The requisite chips and salsa that came before the meal were okay. I prefer freshly cooked tortilla chips to the ones I was served, but at least the delicious salsa made up for it. Despite it being “mild,” there was still a nice kick to it. You also can order cheese nachos, guacamole and chips or chips and salsa sampler, each for $4.99.
Lunch items cost $6.50 each and come with Mexican rice and salad, although it was really just some shredded lettuce and one small slice of tomato. The tamales (with pork) I ordered were moist and tender–they were just a bit small, though. Other lunch items include enchiladas, a burrito, fajitas and mole poblano.

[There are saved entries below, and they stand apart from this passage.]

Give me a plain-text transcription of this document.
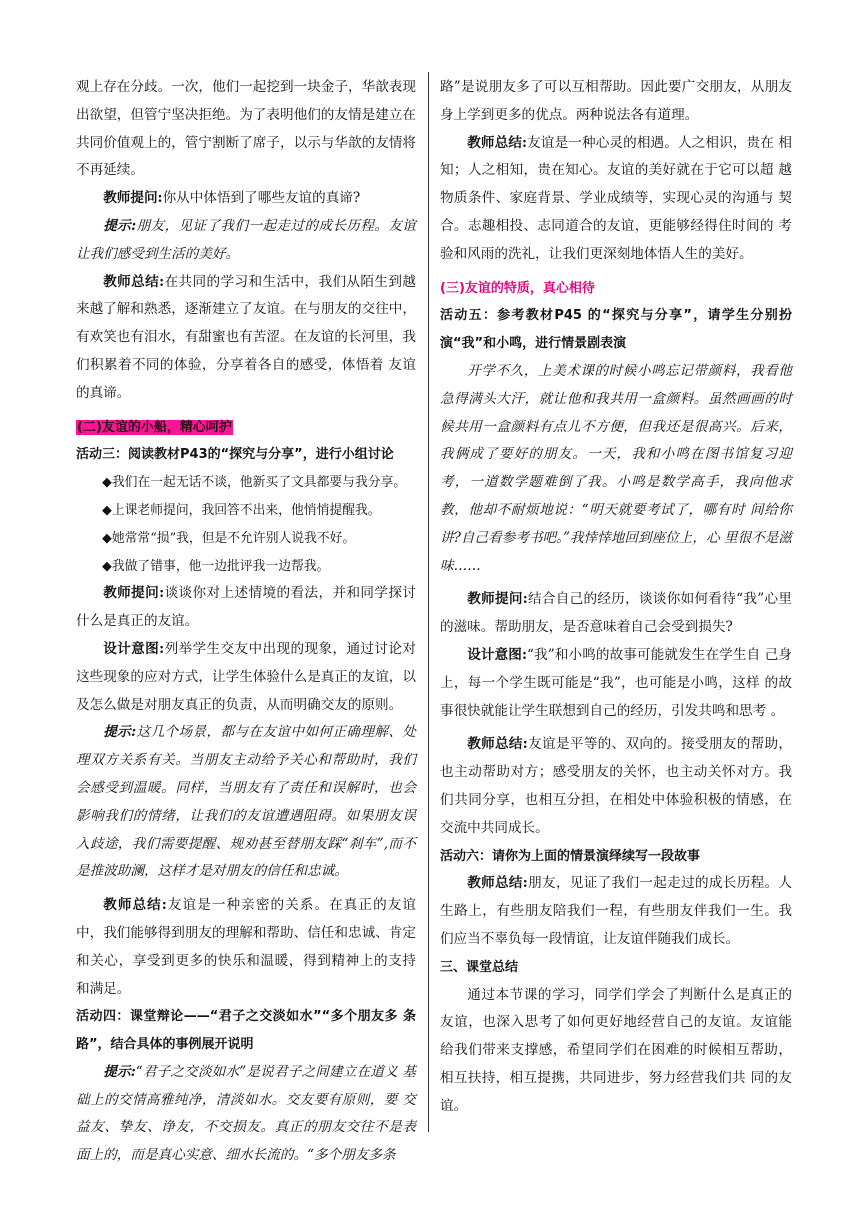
观上存在分歧。一次，他们一起挖到一块金子，华歆表现出欲望，但管宁坚决拒绝。为了表明他们的友情是建立在共同价值观上的，管宁割断了席子，以示与华歆的友情将不再延续。

教师提问:你从中体悟到了哪些友谊的真谛?

提示:朋友，见证了我们一起走过的成长历程。友谊让我们感受到生活的美好。

教师总结:在共同的学习和生活中，我们从陌生到越来越了解和熟悉，逐渐建立了友谊。在与朋友的交往中，有欢笑也有泪水，有甜蜜也有苦涩。在友谊的长河里，我们积累着不同的体验，分享着各自的感受，体悟着 友谊的真谛。

(二)友谊的小船，精心呵护

活动三：阅读教材P43的“探究与分享”，进行小组讨论

◆我们在一起无话不谈，他新买了文具都要与我分享。

◆上课老师提问，我回答不出来，他悄悄提醒我。

◆她常常“损”我，但是不允许别人说我不好。

◆我做了错事，他一边批评我一边帮我。

教师提问:谈谈你对上述情境的看法，并和同学探讨什么是真正的友谊。

设计意图:列举学生交友中出现的现象，通过讨论对 这些现象的应对方式，让学生体验什么是真正的友谊，以 及怎么做是对朋友真正的负责，从而明确交友的原则。

提示:这几个场景，都与在友谊中如何正确理解、处 理双方关系有关。当朋友主动给予关心和帮助时，我们 会感受到温暖。同样，当朋友有了责任和误解时，也会 影响我们的情绪，让我们的友谊遭遇阻碍。如果朋友误 入歧途，我们需要提醒、规劝甚至替朋友踩“刹车”,而不 是推波助澜，这样才是对朋友的信任和忠诚。

教师总结:友谊是一种亲密的关系。在真正的友谊中，我们能够得到朋友的理解和帮助、信任和忠诚、肯定 和关心，享受到更多的快乐和温暖，得到精神上的支持 和满足。

活动四：课堂辩论——“君子之交淡如水”“多个朋友多 条路”，结合具体的事例展开说明

提示:“君子之交淡如水”是说君子之间建立在道义 基础上的交情高雅纯净，清淡如水。交友要有原则，要 交益友、挚友、诤友，不交损友。真正的朋友交往不是表 面上的，而是真心实意、细水长流的。“多个朋友多条

路”是说朋友多了可以互相帮助。因此要广交朋友，从朋友身上学到更多的优点。两种说法各有道理。

教师总结:友谊是一种心灵的相遇。人之相识，贵在 相知；人之相知，贵在知心。友谊的美好就在于它可以超 越物质条件、家庭背景、学业成绩等，实现心灵的沟通与 契合。志趣相投、志同道合的友谊，更能够经得住时间的 考验和风雨的洗礼，让我们更深刻地体悟人生的美好。

(三)友谊的特质，真心相待

活动五：参考教材P45 的“探究与分享”，请学生分别扮 演“我”和小鸣，进行情景剧表演

开学不久，上美术课的时候小鸣忘记带颜料，我看他急得满头大汗，就让他和我共用一盒颜料。虽然画画的时候共用一盒颜料有点儿不方便，但我还是很高兴。后来，我俩成了要好的朋友。一天，我和小鸣在图书馆复习迎考，一道数学题难倒了我。小鸣是数学高手，我向他求教，他却不耐烦地说：“明天就要考试了，哪有时 间给你讲?自己看参考书吧。”我悻悻地回到座位上，心 里很不是滋味……

教师提问:结合自己的经历，谈谈你如何看待“我”心里的滋味。帮助朋友，是否意味着自己会受到损失?

设计意图:“我”和小鸣的故事可能就发生在学生自 己身上，每一个学生既可能是“我”，也可能是小鸣，这样 的故事很快就能让学生联想到自己的经历，引发共鸣和思考 。

教师总结:友谊是平等的、双向的。接受朋友的帮助，也主动帮助对方；感受朋友的关怀，也主动关怀对方。我们共同分享，也相互分担，在相处中体验积极的情感，在交流中共同成长。

活动六：请你为上面的情景演绎续写一段故事

教师总结:朋友，见证了我们一起走过的成长历程。人生路上，有些朋友陪我们一程，有些朋友伴我们一生。我们应当不辜负每一段情谊，让友谊伴随我们成长。

三、课堂总结

通过本节课的学习，同学们学会了判断什么是真正的友谊，也深入思考了如何更好地经营自己的友谊。友谊能给我们带来支撑感，希望同学们在困难的时候相互帮助，相互扶持，相互提携，共同进步，努力经营我们共 同的友谊。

I also tried the steak tacos ($2.50), chicken tacos ($2.50) and the steak tostada ($1.99) from the a la carte menu. I didn’t like that the steak and chicken were shredded into such small pieces; I think chunks would have been better. The tostada was crisp and tasty.
The bakery area had doughnuts, Mexican cookies, tres leches cakes and some other items I couldn’t identify.
Mexico Lindo is open every day for breakfast, lunch, dinner and carryout. It’s also open for late-night Thursday-Saturday, and my waitress said the restaurant also delivers.